Before you contact your lawyers and sue me for causing you grievous injuries for resisting a criminal gang intent on mugging and robbing you, let me go on the record as saying that the best defense is a fast escape.
Police are trained and paid to fight with street animals. It is always best to let them earn their pay and for you to run away.
That being said, sometimes situations arise where innocent citizens are surrounded, accosted, and even ambushed by roving gangs of men that have just been released from jail by Soros-elected district attorneys.
My very first karate teacher assured me that even the best karate fighter is liable to get his clock cleaned by an experienced street fighter. Memorize this fact.
But, if you find yourself in a situation where handing your wallet, keys, and jewelry over to an individual or a cluster of people who prefer a life of crime to honest work still isn’t enough, look for an escape route. Let’s face it: some people simply look like victims and not everyone wants to end up like Bernard Goetz.
If there is no escape and you do not feel like curling up on the ground like a pill bug, there are sometimes options.
A man with a gun is a formidable enemy. You must always assume the gun is loaded when he aims it at you and your best bet (and most natural reaction) is to wet your pants and hope that the smell and the sight disgusts your attacker to the point where he laughs at you and lets you live.
If a man attacks you with a knife, you can be pretty sure your attacker is a dangerous mental case and if you can’t run, hopefully you are carrying a gun. Otherwise, you will end up in a hospital or dead.
Most of the information I want to share, here, was already explained and demonstrated in the Sandra Bullock movie MISS CONGENIALITY.
Bullies are usually bigger than you and, as they teach in boxing, you need to get in close to that person or his reach advantage will leave you crying in the gutter. So, bend your legs, keep your fists up, move in, and stomp on the bad guy’s instep as hard as you can.
Another popular option is to kick or knee him in the groin. A blow from a knee or from an elbow is almost always faster and harder than a kick or a thrown fist.

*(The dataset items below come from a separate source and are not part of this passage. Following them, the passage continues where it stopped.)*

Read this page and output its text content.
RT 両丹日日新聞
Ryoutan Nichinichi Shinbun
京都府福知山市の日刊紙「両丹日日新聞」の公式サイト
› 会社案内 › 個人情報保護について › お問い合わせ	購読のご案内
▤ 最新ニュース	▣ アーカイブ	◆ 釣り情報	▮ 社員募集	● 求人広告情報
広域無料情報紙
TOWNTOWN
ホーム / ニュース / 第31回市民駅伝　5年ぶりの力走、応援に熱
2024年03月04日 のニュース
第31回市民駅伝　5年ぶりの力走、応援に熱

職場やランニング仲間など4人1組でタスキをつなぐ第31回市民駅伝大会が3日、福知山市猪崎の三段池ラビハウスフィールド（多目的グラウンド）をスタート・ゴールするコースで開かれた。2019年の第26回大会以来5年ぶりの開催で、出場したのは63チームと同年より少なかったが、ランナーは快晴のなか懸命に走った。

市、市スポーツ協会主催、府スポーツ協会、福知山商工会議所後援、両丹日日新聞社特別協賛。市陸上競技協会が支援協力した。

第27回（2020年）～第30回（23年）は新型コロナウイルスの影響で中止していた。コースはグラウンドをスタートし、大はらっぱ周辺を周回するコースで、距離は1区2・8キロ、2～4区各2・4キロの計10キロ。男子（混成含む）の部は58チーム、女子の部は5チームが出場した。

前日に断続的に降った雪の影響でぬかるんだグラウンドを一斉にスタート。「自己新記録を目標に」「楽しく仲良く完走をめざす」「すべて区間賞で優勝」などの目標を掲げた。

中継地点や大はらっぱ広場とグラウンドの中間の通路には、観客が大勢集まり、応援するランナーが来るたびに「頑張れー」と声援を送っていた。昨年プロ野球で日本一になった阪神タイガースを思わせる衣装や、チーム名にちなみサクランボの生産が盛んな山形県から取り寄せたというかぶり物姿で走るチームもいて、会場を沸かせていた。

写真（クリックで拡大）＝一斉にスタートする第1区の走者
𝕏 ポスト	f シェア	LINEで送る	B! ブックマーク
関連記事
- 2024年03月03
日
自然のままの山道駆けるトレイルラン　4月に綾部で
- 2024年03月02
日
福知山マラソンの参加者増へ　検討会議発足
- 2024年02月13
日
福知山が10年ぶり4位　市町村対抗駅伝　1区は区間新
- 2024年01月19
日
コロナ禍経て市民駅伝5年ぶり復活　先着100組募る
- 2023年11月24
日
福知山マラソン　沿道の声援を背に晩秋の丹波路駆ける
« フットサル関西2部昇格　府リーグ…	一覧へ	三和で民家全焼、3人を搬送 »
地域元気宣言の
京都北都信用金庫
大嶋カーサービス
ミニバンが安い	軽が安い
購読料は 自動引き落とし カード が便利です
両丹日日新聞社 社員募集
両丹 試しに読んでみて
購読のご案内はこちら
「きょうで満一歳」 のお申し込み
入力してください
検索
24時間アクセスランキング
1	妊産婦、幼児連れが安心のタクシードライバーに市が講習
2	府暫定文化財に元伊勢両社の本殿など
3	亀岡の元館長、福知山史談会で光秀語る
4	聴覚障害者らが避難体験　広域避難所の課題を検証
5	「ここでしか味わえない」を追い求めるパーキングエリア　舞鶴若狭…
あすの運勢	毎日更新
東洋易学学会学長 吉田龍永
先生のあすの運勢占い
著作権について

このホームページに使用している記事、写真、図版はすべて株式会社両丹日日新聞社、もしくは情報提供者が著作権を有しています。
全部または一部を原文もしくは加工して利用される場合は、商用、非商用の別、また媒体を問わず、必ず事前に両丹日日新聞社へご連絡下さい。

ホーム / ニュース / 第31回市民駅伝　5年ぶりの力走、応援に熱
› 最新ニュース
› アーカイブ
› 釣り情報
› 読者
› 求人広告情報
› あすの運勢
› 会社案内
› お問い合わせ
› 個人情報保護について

It’s hard to think in a situation like this, but, if you can, spin. That gives an elbow strike the advantage of centrifugal force, adds the weight of your body to your power, and an elbow strike almost anywhere hurts terribly.
Years ago, at a Kuk Sool Won contest in Sault Ste. Marie, Michigan, I saw the Grandmaster control a trained karateka simply by grabbing hold of his finger. If you are lucky enough to grab your opponent’s finger and twist it in an unnatural direction, you might bring him to his knees. You might also get hit with his other hand. You never can tell.
I’ve always found the famous side-of-the-hand “karate punch” to be completely useless. Most fights turn into boxing matches or wrestling matches. Remember: on the street there are no rules. If you can cup your hands and slam them down on your opponent’s ears, that might stun him. Two straight fingers jamming into a person’s throat can be deadly. Fingers or thumbs in the eyes end a fight quickly. If you are fast and lucky enough to slam the heel of your hand upwards into a bad man’s nose, you will break it. Believe it or not, a hard punch to the sternum will take a man’s breath away and have a negative effect on all his internal organs. The famous “rabbit punch” is nice and so is an uppercut to the chin.
That’s all that I can think of at this moment. My best advice is to stay away from sketchy neighborhoods and if you feel threatened and have a suspicion that someone nasty is watching you, walk tall, look confident, and, if it’s legal, carry a pistol.